見積もり時に「下地処理はどこまで行いますか?」「下塗りは何を使いますか?」と確認しておきましょう。下地処理の品質が仕上がりを左右します。

外壁塗装の業者選びや塗料の選定に不安がある方には、複数社の見積もりを比較することをおすすめします。ヌリカエで外壁塗装の適正価格をチェックでは、提携業者が事前審査されているため、悪質業者に当たるリスクが低く、専門アドバイザーが塗料の選定や施工方法についても相談に乗ってくれます。

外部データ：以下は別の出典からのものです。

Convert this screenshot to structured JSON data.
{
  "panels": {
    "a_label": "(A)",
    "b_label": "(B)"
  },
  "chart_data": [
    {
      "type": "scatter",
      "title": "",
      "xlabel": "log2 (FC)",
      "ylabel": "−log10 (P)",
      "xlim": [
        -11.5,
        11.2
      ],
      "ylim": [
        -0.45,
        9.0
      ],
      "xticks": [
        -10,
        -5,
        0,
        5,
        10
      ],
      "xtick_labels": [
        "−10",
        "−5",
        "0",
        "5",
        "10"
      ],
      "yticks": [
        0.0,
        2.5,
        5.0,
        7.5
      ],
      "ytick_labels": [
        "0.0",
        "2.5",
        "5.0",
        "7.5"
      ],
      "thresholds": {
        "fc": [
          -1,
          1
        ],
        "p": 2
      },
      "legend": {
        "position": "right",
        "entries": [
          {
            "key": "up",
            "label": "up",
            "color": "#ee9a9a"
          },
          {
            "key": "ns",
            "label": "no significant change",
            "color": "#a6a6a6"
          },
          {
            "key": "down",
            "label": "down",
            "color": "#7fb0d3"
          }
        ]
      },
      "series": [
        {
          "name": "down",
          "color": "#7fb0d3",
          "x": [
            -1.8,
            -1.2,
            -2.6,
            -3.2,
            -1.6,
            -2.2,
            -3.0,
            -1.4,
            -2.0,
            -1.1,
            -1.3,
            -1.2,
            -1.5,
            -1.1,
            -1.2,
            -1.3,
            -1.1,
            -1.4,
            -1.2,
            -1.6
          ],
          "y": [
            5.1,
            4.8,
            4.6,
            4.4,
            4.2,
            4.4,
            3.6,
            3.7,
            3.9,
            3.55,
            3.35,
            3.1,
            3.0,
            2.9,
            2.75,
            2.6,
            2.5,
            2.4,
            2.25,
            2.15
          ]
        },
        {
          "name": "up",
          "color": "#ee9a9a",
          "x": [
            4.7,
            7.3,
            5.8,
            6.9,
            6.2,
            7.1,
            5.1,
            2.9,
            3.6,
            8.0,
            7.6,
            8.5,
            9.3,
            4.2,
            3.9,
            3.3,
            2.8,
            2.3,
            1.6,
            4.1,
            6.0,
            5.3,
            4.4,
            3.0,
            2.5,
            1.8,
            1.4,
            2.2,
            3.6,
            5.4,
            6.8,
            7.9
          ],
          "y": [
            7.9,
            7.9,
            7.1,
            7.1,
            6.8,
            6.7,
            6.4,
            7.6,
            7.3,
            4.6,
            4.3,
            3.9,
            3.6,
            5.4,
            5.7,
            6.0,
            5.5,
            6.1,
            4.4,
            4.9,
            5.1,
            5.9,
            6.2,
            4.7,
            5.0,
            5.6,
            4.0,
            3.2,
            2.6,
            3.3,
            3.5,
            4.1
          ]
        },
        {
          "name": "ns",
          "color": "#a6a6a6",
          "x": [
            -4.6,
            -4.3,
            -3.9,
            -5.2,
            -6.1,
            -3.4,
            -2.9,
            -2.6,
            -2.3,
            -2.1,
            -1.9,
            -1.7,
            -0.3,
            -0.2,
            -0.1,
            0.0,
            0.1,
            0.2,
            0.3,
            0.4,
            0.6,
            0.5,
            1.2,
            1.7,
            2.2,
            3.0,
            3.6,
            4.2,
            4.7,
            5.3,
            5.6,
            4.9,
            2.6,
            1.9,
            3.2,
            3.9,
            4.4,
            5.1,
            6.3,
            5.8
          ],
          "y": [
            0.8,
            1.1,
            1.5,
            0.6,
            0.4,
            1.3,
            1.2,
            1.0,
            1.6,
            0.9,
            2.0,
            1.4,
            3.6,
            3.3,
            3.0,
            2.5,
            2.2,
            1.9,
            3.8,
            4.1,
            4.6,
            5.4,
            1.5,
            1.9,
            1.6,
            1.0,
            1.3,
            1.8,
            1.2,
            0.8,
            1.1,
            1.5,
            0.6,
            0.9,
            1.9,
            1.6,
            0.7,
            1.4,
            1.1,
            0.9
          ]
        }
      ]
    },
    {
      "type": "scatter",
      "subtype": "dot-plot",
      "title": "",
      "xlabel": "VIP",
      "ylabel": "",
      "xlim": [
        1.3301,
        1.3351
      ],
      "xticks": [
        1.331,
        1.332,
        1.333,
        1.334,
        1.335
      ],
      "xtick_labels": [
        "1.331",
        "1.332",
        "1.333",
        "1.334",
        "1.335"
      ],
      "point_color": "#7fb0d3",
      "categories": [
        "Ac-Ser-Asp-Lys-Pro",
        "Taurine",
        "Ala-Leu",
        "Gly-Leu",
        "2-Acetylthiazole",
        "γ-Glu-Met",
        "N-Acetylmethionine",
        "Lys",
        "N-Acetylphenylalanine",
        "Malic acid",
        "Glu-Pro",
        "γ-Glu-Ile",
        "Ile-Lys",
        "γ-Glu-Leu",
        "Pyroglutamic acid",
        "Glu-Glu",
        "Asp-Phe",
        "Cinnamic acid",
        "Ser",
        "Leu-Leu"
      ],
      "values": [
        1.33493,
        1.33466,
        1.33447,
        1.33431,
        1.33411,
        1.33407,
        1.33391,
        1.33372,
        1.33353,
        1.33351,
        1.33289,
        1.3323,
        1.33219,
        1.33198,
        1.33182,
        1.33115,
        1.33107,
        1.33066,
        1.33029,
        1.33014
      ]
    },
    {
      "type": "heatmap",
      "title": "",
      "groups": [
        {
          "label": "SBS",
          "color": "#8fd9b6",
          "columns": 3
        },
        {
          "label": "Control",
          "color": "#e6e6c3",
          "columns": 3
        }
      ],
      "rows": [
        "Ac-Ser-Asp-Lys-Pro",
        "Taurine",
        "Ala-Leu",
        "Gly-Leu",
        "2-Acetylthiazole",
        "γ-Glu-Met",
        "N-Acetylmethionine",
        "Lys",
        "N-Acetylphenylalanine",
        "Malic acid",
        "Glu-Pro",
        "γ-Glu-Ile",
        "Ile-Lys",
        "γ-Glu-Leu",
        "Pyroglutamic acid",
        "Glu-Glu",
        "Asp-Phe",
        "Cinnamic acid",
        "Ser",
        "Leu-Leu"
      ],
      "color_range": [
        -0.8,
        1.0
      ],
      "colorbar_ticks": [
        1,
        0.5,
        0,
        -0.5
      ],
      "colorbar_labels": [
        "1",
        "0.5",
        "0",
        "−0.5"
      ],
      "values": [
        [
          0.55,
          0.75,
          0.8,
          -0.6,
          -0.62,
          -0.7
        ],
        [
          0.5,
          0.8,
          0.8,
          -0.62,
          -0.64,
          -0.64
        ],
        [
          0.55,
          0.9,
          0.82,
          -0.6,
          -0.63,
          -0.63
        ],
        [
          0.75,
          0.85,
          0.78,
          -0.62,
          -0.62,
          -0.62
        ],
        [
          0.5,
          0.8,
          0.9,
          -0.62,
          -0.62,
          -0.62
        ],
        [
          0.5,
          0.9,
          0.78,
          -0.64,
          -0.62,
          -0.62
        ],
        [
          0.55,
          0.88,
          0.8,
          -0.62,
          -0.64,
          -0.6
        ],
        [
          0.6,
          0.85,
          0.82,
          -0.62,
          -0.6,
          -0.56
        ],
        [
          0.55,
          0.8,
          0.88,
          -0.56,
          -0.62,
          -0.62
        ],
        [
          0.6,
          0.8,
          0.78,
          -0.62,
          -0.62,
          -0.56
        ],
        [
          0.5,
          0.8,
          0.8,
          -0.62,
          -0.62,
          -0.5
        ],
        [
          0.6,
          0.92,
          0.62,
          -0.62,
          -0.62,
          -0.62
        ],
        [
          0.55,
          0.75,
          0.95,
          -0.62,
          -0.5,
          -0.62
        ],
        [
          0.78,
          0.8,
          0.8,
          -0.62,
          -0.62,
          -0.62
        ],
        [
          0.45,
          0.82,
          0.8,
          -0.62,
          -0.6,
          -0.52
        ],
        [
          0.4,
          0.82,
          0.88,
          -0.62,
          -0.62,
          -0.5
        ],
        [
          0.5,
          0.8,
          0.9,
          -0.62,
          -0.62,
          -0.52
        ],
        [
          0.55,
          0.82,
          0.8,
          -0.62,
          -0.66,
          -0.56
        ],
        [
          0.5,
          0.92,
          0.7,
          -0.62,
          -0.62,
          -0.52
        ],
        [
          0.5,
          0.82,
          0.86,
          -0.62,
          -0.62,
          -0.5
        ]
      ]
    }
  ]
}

シリコン塗料が向いているかどうかを見極め、適切な業者を選んで、長持ちする外壁塗装を実現しましょう。

よくある質問

Q1シリコン塗料はどんな外壁に適していますか?

A1サイディング・コンクリート・ALCパネル・スレート板など、ひび割れが少ない安定した外壁に適しています。モルタルやスタッコなど、ひび割れしやすい外壁には弾性シリコン塗料を使用するか、下塗りに弾性塗料を使うことをおすすめします。外壁の種類と状態に応じて選択することが重要です。

Q2シリコン塗料の耐用年数はどれくらいですか?

A2一般的なシリコン塗料の耐用年数は10〜15年程度とされています。ただし、下地処理の品質や施工環境、外壁の種類により変動します。適切な施工を行い、定期的なメンテナンス(高圧洗浄など)を行えば、長期間にわたって外壁を保護できます。

Q3シリコン塗料はひび割れしやすいと聞きましたが本当ですか?

A3シリコン塗料はウレタン塗料に比べて弾性が低いため、モルタルやスタッコなど伸縮しやすい外壁に直接塗るとひび割れが起きやすくなります。ただし、弾性シリコン塗料を使用するか、下塗りに弾性塗料を使えば、ひび割れのリスクを軽減できます。外壁の種類に応じた選択が重要です。

Q4外壁と付帯部で違う塗料を使っても問題ありませんか?

A4外壁にシリコン塗料(耐用年数10〜15年)を使用し、付帯部に耐用年数の短いウレタン塗料(耐用年数8〜10年)を使用すると、付帯部が早期に劣化する可能性があります。耐用年数を揃えるため、外壁と付帯部で同じシリコン塗料を使用することをおすすめします。これにより、次回のメンテナンス時期を統一でき、長期的なコストを抑えられます。

Q5シリコン塗料を塗り重ねる際の注意点はありますか?

A5シリコン塗料は撥水性が高いため、適切な下地処理を行わずに塗り重ねると新しい塗料がうまく付着せず、塗膜の早期剥離や不具合を引き起こします。塗り重ね前には必ず適切な下地処理(ケレン・高圧洗浄・下塗り)を行い、業者に「下塗りは水性シーラーを使いますか?」と確認することが重要です。油性シーラーを厚塗りすると水性シリコン塗料がはじくことがあります。